Этот новый подход не был таким неожиданным, как тот, предыдущий, потому что был в отличие от первого создан не мистическим просветлением, мгновенной вспышкой, озарением, а скорее, хоть и непредвиденным, но результатом методичной, пусть и не очень равномерной, работы.
Я теперь уже совсем не бывала дома, уходя по привычке рано и возвращаясь почти под утро. Такси начинало проедать в моем бюджете значительную дырку, но я не успевала штопать дыры в самой себе, так что чего там было беспокоиться о бюджете.
С Марком я почти не виделась и совсем не разговаривала, а когда все же приходилось, один вид его поднимал во мне уже знакомую яростную злость, так до конца и не затихшую.

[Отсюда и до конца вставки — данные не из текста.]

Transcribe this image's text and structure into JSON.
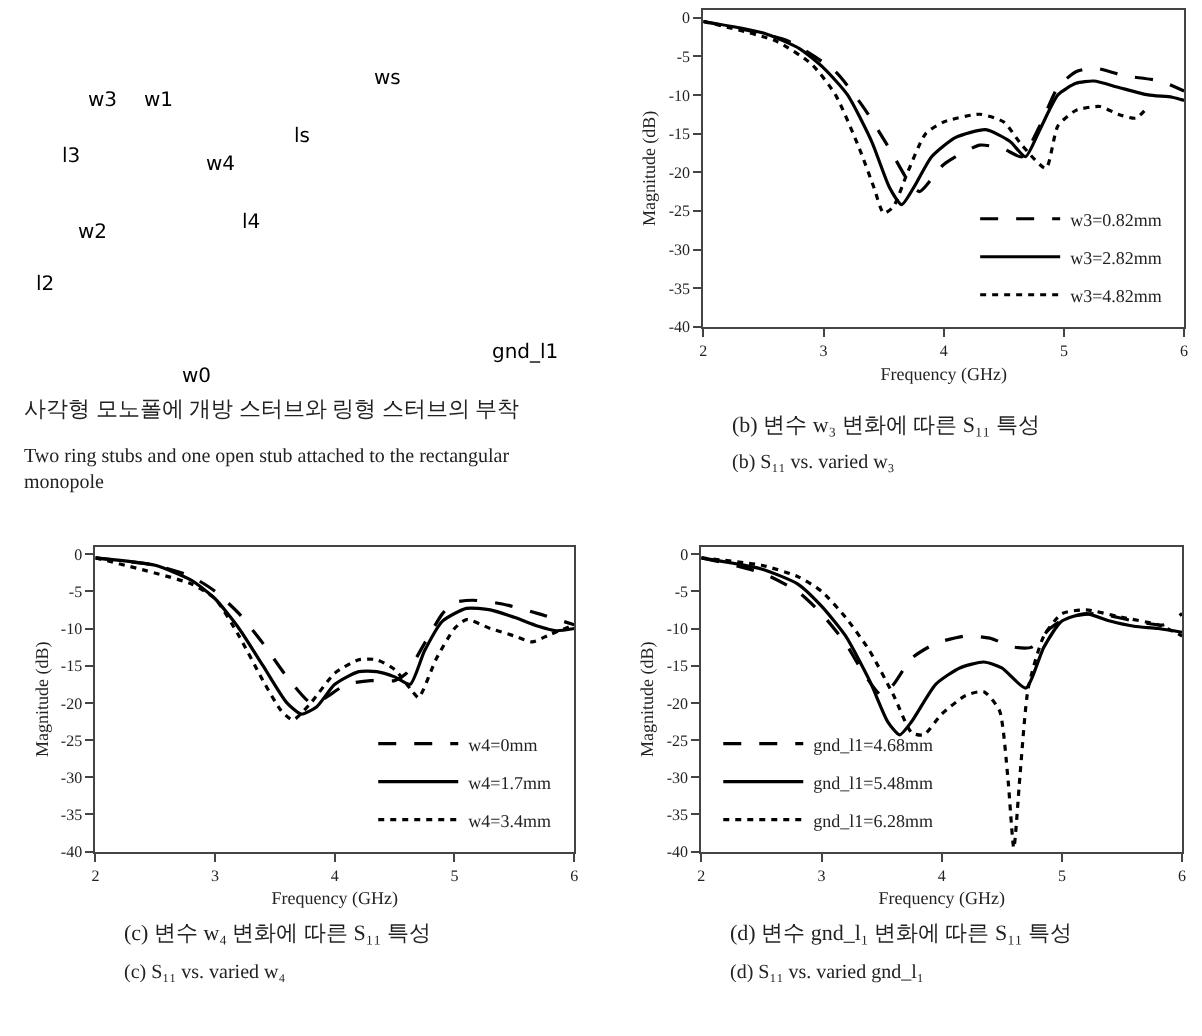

Я, казалось, ненавидела все вокруг, начиная с себя, — и эту квартиру, где мне приходилось ночевать, и библиотеку с ее интеллигентными ненавязчивыми шорохами, и, конечно же, электрический свет, потому что другого не видела, и свою работу в целом, и каждую отдельную часть ее, и свои записи, и свой почерк, и свое неумолимое продвижение.
Ненависть эта, впрочем, почему-то не мешала, а продуктивно сжилась со мной. И каждый раз, когда я совершала очередной шажок, я знала, что теперь уже сама корчу отчаянно зверскую рожу и напрягаю отяжелевшую кисть руки, как будто раздавливая какое-то зловредное насекомое, мстительно и кровожадно думая: еще один.
Эта злость, даже не злость — ярость, желание все истребить вокруг себя особенно навалилось на меня во время следующего обсуждения, во время которого Марк слушал меня так же лениво и равнодушно, как и в прошлый раз, но хотя бы не перебил на середине хамским: «Ну, ладно, хватит, я все понял».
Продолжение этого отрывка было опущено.